I want to be the things I see
Give every face and place my name

[Pre-Chorus]
I cross the street, take a right
Pick up the pace, pass a fight
Did I grow up just to stay home?
I'm not immune, I love this tune

[Chorus]
I wanna love more
I just wanna love more
I wanna love more
I just wanna love more

I wanna love more
I just wanna love more
I wanna love more
I just wanna love more

[Verse 2]
I drag the city late at night
It's in my mouth, it's in my hair
The people fill the city because the city fills the people, oh yeah

[Pre-Chorus]
I cross the street, avoid the freeze
A city's warmer by a couple degrees
The smell of food, The smell of rain
I'm not immune, I love this tune

[Chorus]
I wanna love more
(There's a river in my head)
I just wanna love more
(There's a river in my head)
I wanna love more
(There's a river in my head)
I just wanna love more
(There's a river in my head)

I wanna love more
(There's a river in my head)
I just wanna love more
(There's a river in my head)
I wanna love more
(There's a river in my head)
I just wanna love more
(There's a river in my head)

[Breakdown]
The only way out is down
The only way up is down

[Bridge]
The days roll by like thunder like a storm that's never breaking
All my time and space compressed in the low pressure of the proceedings
And they beat against the sides of my life, like fists against the sides of my life
And the roads all lead behind me
So I wrap the wheel around me and I go out

[Outro]
There's a river in my head
There's a river in my head
There's a river in my head
I'll take you home and make it easy
There's a river in my head
There's a river in my head
I'll take you home and make it easy
There's a river in my head
Love more, love more
Love more, love more

Everything But The Girl

Originating at the turn of the 1980s as a leader of the lite-jazz movement, Everything but the Girl became an unlikely success story more than a decade later, emerging at the vanguard of the fusion between pop and electronica.

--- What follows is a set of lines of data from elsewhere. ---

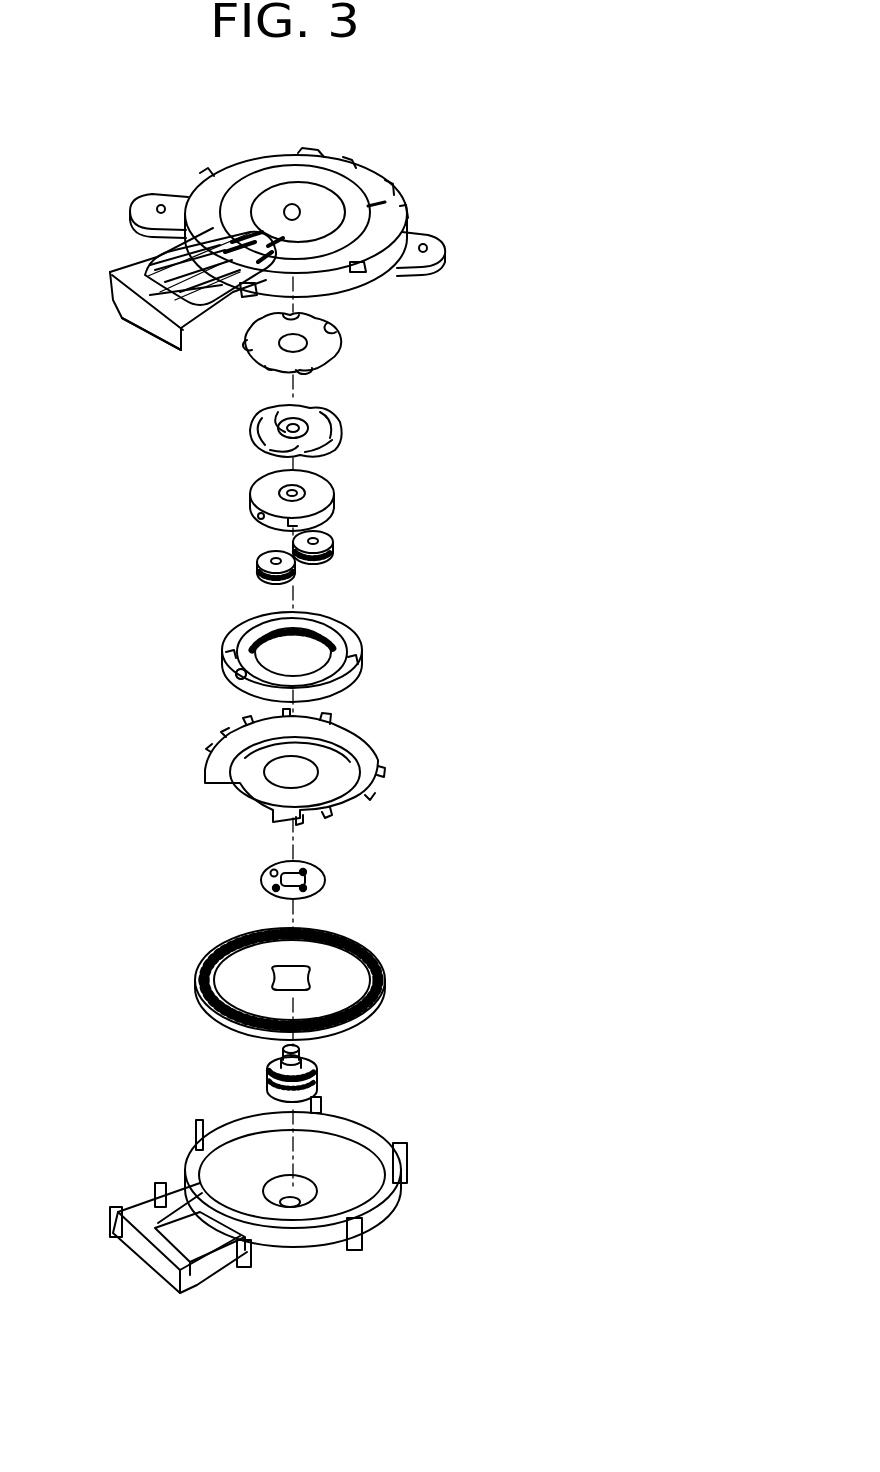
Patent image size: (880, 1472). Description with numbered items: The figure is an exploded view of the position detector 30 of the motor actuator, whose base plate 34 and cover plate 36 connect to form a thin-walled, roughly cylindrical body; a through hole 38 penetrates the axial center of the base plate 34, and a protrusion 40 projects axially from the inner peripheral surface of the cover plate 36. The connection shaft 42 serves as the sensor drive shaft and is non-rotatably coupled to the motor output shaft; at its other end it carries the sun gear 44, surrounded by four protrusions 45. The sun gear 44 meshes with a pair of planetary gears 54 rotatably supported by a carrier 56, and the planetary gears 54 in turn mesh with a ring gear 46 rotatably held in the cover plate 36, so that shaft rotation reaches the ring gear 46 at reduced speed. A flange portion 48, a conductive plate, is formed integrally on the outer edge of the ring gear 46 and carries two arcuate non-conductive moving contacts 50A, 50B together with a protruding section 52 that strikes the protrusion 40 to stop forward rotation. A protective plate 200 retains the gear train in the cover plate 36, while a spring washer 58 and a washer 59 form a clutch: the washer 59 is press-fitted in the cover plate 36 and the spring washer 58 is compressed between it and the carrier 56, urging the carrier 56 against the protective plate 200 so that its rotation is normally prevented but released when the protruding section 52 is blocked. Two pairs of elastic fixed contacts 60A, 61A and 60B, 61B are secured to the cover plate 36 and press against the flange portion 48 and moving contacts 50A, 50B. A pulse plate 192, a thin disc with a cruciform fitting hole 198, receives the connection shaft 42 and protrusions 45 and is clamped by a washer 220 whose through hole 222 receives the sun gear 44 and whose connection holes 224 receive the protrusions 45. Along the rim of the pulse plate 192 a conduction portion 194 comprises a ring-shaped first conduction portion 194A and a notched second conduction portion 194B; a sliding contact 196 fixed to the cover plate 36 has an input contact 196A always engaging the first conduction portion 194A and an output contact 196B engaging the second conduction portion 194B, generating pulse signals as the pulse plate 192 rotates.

The position detector 30 is at (463, 172).
The cover plate 36 is at (372, 170).
The protrusion 40 is at (388, 203).
The fixed contact 60A is at (236, 238).
The fixed contact 60B is at (232, 238).
The fixed contact 61A is at (265, 245).
The fixed contact 61B is at (280, 232).
The sliding contact 196 is at (242, 392).
The input contact 196A is at (200, 318).
The output contact 196B is at (236, 278).
The washer 59 is at (340, 338).
The spring washer 58 is at (340, 428).
The carrier 56 is at (336, 490).
The planetary gears 54 is at (336, 546).
The protruding section 52 is at (355, 633).
The ring gear 46 is at (345, 646).
The flange portion 48 is at (350, 670).
The moving contact 50A is at (238, 677).
The moving contact 50B is at (238, 677).
The protective plate 200 is at (380, 770).
The washer 220 is at (318, 876).
The through hole 222 is at (268, 872).
The connection holes 224 is at (308, 871).
The conduction portion 194 is at (252, 982).
The first conduction portion 194A is at (207, 961).
The second conduction portion 194B is at (202, 992).
The pulse plate 192 is at (380, 962).
The fitting hole 198 is at (310, 988).
The connection shaft 42 is at (320, 1070).
The sun gear 44 is at (283, 1060).
The protrusions 45 is at (318, 1060).
The base plate 34 is at (380, 1238).
The through hole 38 is at (294, 1206).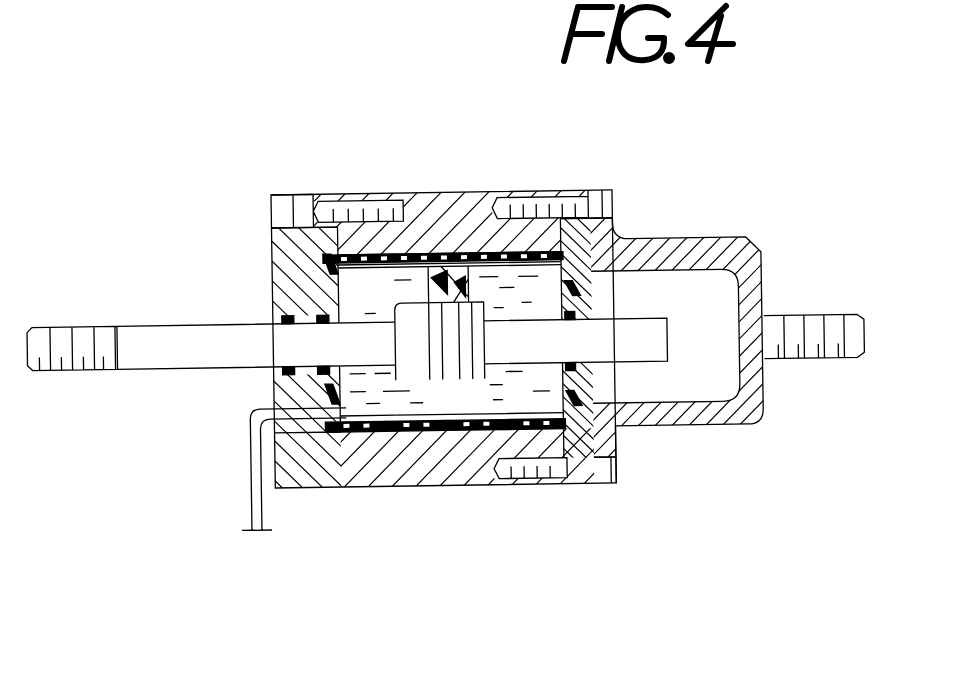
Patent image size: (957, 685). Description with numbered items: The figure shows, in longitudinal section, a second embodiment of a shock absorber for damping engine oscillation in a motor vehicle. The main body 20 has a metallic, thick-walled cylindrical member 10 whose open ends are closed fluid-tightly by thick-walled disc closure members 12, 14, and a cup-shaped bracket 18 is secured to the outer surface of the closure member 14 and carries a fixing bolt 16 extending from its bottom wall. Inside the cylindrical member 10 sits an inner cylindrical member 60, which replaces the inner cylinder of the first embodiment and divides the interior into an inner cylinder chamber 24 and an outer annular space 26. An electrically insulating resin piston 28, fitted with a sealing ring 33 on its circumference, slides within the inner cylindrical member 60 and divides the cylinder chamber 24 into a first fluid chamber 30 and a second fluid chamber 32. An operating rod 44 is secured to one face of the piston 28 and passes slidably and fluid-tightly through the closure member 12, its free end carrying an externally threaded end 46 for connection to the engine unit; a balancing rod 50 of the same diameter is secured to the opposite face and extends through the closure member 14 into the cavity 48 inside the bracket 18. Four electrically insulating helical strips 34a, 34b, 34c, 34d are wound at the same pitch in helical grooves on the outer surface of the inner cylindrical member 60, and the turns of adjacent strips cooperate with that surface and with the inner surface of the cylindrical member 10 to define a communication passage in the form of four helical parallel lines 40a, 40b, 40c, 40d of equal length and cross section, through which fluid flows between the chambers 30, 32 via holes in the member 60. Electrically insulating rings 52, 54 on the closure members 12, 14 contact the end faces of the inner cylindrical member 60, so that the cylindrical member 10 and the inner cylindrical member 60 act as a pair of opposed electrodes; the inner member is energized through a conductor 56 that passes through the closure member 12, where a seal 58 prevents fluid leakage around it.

The cylindrical member 10 is at (472, 195).
The closure member 12 is at (283, 272).
The closure member 14 is at (578, 448).
The fixing bolt 16 is at (710, 256).
The cup-shaped bracket 18 is at (812, 330).
The main body 20 is at (598, 193).
The cylinder chamber 24 is at (562, 409).
The outer annular space 26 is at (360, 255).
The piston 28 is at (427, 294).
The first fluid chamber 30 is at (342, 314).
The second fluid chamber 32 is at (552, 291).
The sealing ring 33 is at (438, 195).
The helical strip 34a is at (377, 433).
The helical strip 34b is at (428, 435).
The helical strip 34c is at (464, 436).
The helical strip 34d is at (518, 437).
The helical parallel line 40a is at (351, 437).
The helical parallel line 40b is at (381, 435).
The helical parallel line 40c is at (436, 435).
The helical parallel line 40d is at (474, 436).
The operating rod 44 is at (145, 366).
The externally threaded end 46 is at (59, 365).
The cavity 48 is at (738, 379).
The balancing rod 50 is at (624, 353).
The electrically insulating ring 52 is at (317, 268).
The electrically insulating ring 54 is at (575, 262).
The conductor 56 is at (246, 495).
The seal 58 is at (282, 393).
The inner cylindrical member 60 is at (410, 197).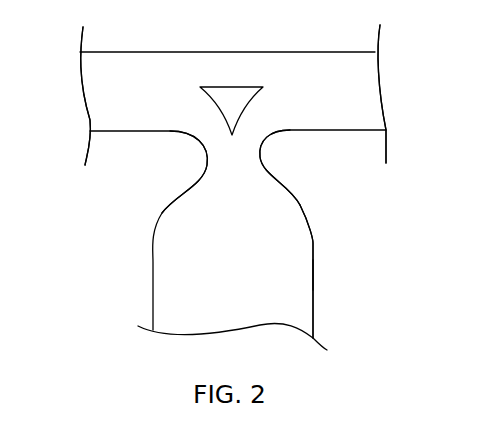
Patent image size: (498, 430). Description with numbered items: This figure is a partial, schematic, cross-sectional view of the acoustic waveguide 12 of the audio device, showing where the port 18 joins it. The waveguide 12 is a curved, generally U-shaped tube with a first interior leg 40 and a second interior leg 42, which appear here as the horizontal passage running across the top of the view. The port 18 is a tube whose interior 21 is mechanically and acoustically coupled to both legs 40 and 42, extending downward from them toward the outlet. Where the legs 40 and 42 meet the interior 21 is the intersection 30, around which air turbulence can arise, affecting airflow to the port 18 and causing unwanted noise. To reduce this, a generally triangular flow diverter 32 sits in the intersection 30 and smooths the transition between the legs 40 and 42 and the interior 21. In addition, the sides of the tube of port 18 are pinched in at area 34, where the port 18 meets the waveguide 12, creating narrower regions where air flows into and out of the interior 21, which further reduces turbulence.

Founded in 1982 by Hull University students Tracey Thorn and Ben Watt, the duo took their name from a sign placed in the window of a local furniture shop, which claimed “for your bedroom needs, we sell everything but the girl.” At the time of their formation, both vocalist Thorn and songwriter/multi-instrumentalist Watt were already signed independently to the Cherry Red label; Thorn was a member of the sublime Marine Girls, while Watt had issued several solo singles and also collaborated with Robert Wyatt.

Everything but the Girl debuted in 1982 with a samba interpretation of Cole Porter’s “Night and Day”; the single was a success on the U.K. independent charts, but the duo nonetheless went on hiatus as Thorn recorded a solo EP, A Distant Shore, while Watt checked in with the full-length North Marine Drive in 1983. EBTG soon reunited to record a cover of the Jam’s “English Rose” for an NME sampler; the track so impressed former Jam frontman Paul Weller that he invited the duo to contribute to the 1984 LP Cafe Bleu, the debut from his new project, the Style Council.